Back Home in time for spring weather

Actually, I've been back for a couple of weeks....just in time for that lovely bout of sunny weather.

So, you can expect more regular posts from now on. Not that I can do that much outside at the moment as I am still in a state of recovery. I did managed about 30 minutes just clearing some pots and general tidying up but that is my limit at the moment. HOWEVER I can still give instructions to my old man which is just as good when it comes to certain tasks.

He's done a really good job of digging the whole (albeit small) plot over. He even raked it relatively level so it's now ready for sowing/planting. Just as well because I received my seed potatoes a few days ago. More about those later this week.

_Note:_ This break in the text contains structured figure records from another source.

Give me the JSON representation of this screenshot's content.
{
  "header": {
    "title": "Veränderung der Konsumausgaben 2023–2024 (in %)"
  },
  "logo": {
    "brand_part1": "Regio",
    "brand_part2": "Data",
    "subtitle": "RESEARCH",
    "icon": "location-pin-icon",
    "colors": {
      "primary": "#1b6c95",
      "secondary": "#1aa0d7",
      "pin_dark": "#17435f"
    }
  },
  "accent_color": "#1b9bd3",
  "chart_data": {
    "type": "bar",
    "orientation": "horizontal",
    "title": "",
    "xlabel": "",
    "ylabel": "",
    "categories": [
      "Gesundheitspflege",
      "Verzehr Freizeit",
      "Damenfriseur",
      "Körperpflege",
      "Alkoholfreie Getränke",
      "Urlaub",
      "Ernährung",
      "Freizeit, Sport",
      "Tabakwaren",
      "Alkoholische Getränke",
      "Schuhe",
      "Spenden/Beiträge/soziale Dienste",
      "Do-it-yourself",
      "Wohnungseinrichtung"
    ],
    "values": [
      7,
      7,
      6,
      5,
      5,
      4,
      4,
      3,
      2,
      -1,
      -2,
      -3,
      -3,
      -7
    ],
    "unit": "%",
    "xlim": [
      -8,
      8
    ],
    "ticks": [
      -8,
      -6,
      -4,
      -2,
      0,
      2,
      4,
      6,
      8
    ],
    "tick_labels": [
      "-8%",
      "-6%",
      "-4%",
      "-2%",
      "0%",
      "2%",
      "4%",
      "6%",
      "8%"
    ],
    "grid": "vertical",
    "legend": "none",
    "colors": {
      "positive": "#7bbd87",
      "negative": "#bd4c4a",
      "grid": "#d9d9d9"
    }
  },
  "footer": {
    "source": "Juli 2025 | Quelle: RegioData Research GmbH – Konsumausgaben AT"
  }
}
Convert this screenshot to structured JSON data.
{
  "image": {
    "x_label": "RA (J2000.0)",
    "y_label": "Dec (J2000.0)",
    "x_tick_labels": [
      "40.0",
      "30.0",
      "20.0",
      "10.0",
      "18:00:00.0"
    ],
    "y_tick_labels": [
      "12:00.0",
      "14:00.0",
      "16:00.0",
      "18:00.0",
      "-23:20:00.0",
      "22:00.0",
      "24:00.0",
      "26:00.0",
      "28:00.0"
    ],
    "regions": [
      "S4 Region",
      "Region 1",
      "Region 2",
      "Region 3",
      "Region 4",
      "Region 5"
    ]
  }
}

Anyone with a garden will know growing isn't the only thing which occupies a gardener and in our case, the relatively new fencing needed protecting from the elements. So I got him to do that too so that it has all settled down before I start growing anything up or near it.

Here he is hard at work.

Friday, 11 March 2011


Anyone checking back maybe wondering why there have been no posts since 5 December. I have been ill and have ended up in hospital. Although it's great that I'm getting better having been here for a week, the downside is that I am now craving my garden. I had such plans for this season. All made worse by the lovely sunny weather I can see through my window, though I'm told it's a wee bit cold out.

Well I suppose it's still quite early so hopefully I will be out of here within a week even if I probably won't be able to do much. Perhaps sow some early carrots just to get started. Not to panic.